Education & Training

Learn from the best. The Children’s Hospital at Montefiore (CHAM) continues to lead the burgeoning field of adolescent medicine. Our fellowship program, led by Director Elizabeth M. Alderman, MD, was among the first adolescent medicine programs to be accredited by the Accreditation Council for Graduate Medical Education (ACGME) in 1994 when adolescent medicine became a recognized, board-certified subspecialty.

The three-year fellowship program is designed to provide training through a variety of clinical experiences, formal educational activities and structured research opportunities. The eight faculty members of the Division are committed to personal, supportive mentoring of each fellow in both clinical and scholarly pursuits. 

Applying for Our Fellowship

The fellowship program is applicable to those interested in a career in academic medicine or in clinical practice; the successful candidate will qualify for subspecialty board certification in adolescent medicine. Our fellows consistently score highly on the board examination and secure positions in academic adolescent medicine, college health and adolescent private practices after graduation. Fellows are required to have at least three years of house officer training in Pediatrics, Internal Medicine or Family Medicine. 

Applicants should complete the ERAS common application for adolescent medicine fellowships and submit three letters of reference, including one from the applicant's department chairman or director of training. A scheduled visit and interview is required for all applicants except where this presents a severe hardship.

What Our Fellowship Offers

At CHAM and in other community sites, adolescent medicine fellows have the opportunity to utilize multiple resources for clinical learning, including:

  • A dedicated adolescent inpatient unit
  • Eight weekly adolescent medicine subspecialty practice sessions
  • A multidisciplinary adolescent weight management program
  • A Long Acting Reversible Contraceptives (LARC) clinic for adolescents
  • The largest school-based health program in New York State
  • A college-based student health service
  • Health services for adolescents in foster care and juvenile justice
  • The nation’s first adolescent HIV/AIDS program
  • A teen pregnancy program
  • Sports medicine

Subspecialty support for the Division is provided by the Departments of Pediatrics in the areas of dermatology, pulmonary diseases, rheumatology, hematology, oncology, nephrology, cardiology, endocrinology, immunology, infectious disease, gastroenterology, genetics and neurology. Consultation in all the surgical subspecialties is available. The Department of Psychiatry and Behavioral Sciences provides thorough support, consultation and education through the Division of Child/Adolescent Psychiatry.

Clinical Settings

The Michael I. Cohen, MD, Adolescent Inpatient Floor

The 28-bed unit provides care for adolescents and young adults with diverse acute and chronic medical, surgical, gynecological, and psychosocial problems. There are approximately 1,600 admissions per year. Each fellow, with faculty mentoring and supervision, spends four to six weeks each year as the attending physician on the inpatient service, providing a rich teaching experience for our pediatric residents and medical student sub-interns. Fellows also provide consultation services throughout the children’s hospital.
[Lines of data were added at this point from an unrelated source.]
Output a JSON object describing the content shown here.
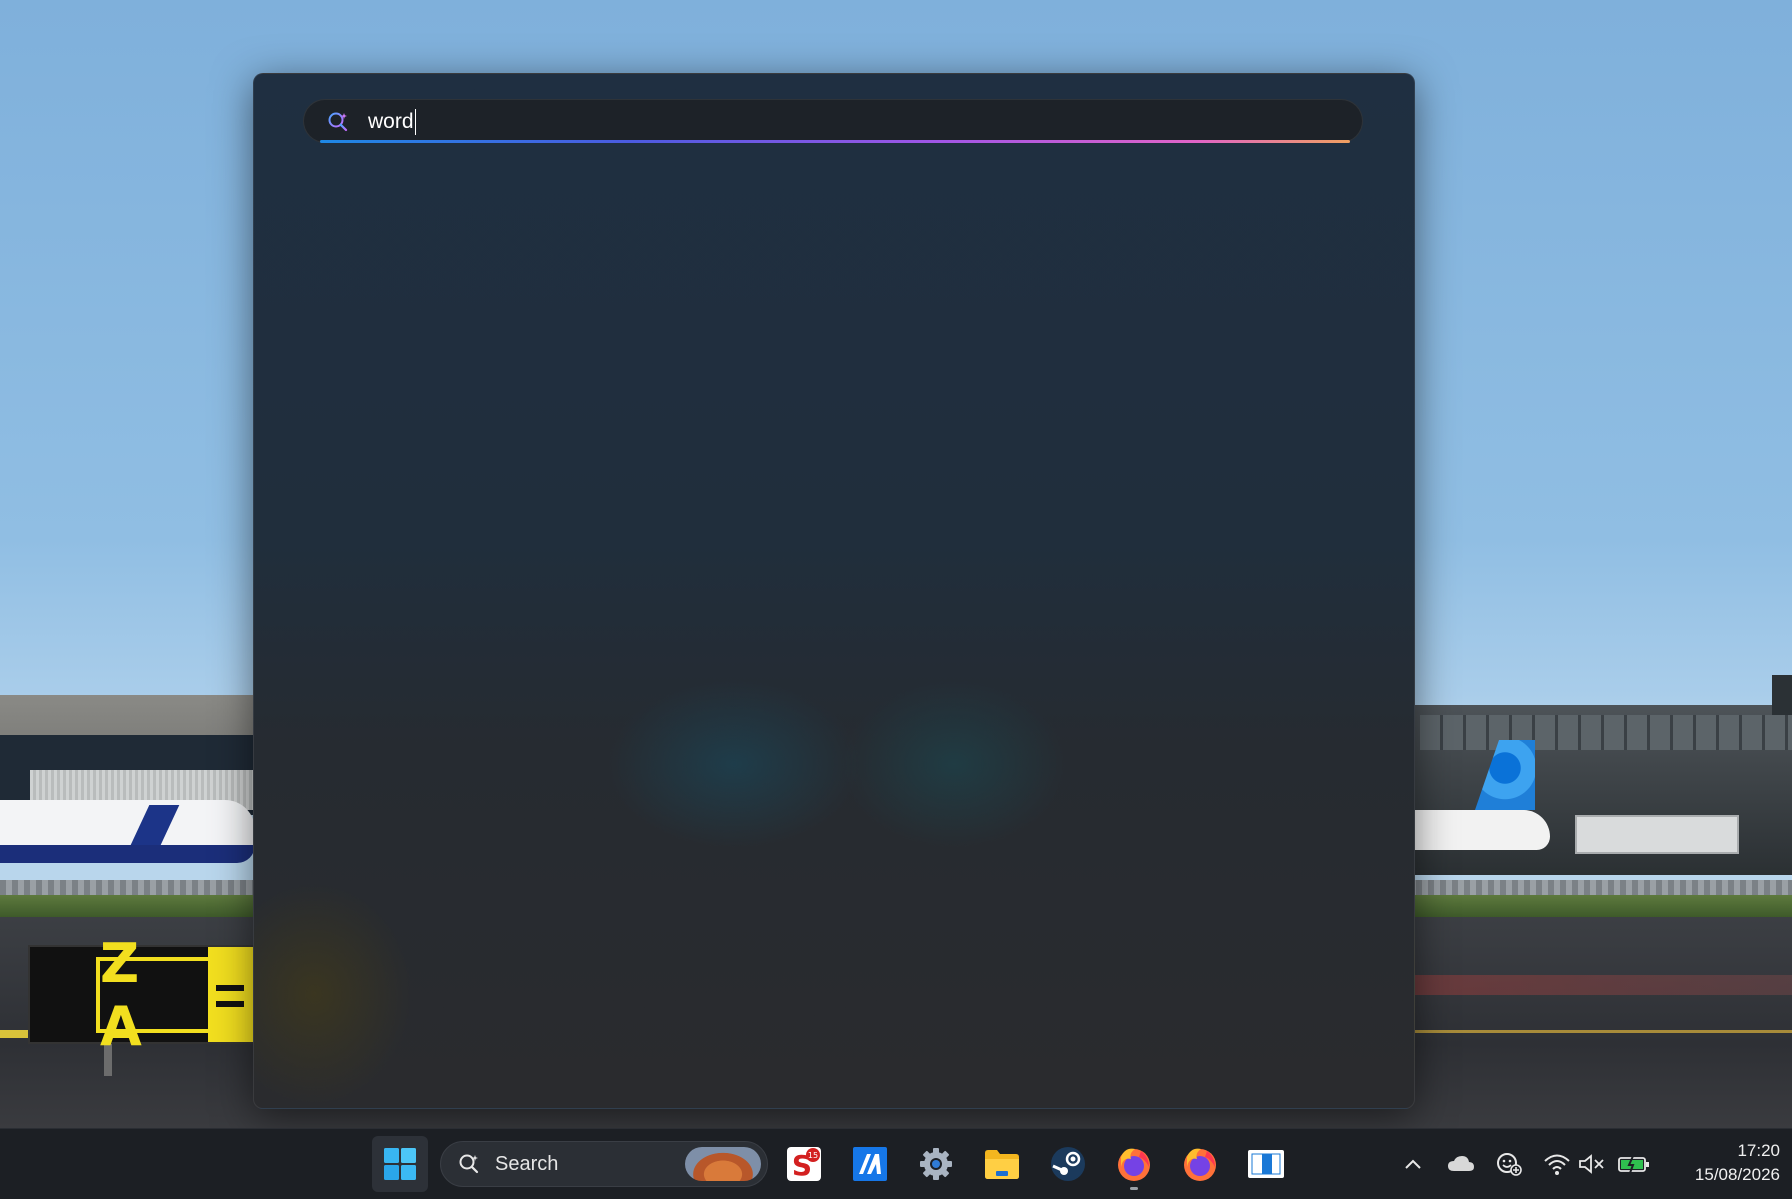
{
  "search_flyout": {
    "query_value": "word"
  },
  "taskbar": {
    "search_label": "Search",
    "apps": [
      {
        "name": "start-button"
      },
      {
        "name": "app-s-badge"
      },
      {
        "name": "app-blue-ia"
      },
      {
        "name": "app-settings"
      },
      {
        "name": "app-file-explorer"
      },
      {
        "name": "app-steam"
      },
      {
        "name": "app-firefox-running"
      },
      {
        "name": "app-firefox"
      },
      {
        "name": "app-blue-window"
      }
    ],
    "s_badge_count": "15"
  },
  "tray": {
    "time": "17:20",
    "date": "15/08/2026"
  },
  "wallpaper": {
    "sign_text": "Z A"
  }
}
The Adolescent Medicine Subspecialty Practice
The Adolescent Medicine Subspecialty Practice at CHAM, averaging 3,000 visits per year, provides primary care and consultation services for self- or physician-referred adolescents and young adults aged 13 through 21 years, in addition to patients discharged from the adolescent medicine inpatient service. 

In-depth experience in adolescent gynecology is stressed, with emphasis on reproductive endocrinology, contraception, including IUDs and implants, menstrual disorders, and congenital reproductive tract anomalies. We are a referral center for the evaluation and medical management of eating disorders in adolescents. In addition, we provide comprehensive health services and consultations for adolescents with chronic illnesses, enabling our fellows to participate in the care for teenagers with asthma, sickle cell anemia, cancer, renal disease, organ transplants, rheumatologic diseases, diabetes mellitus and more. 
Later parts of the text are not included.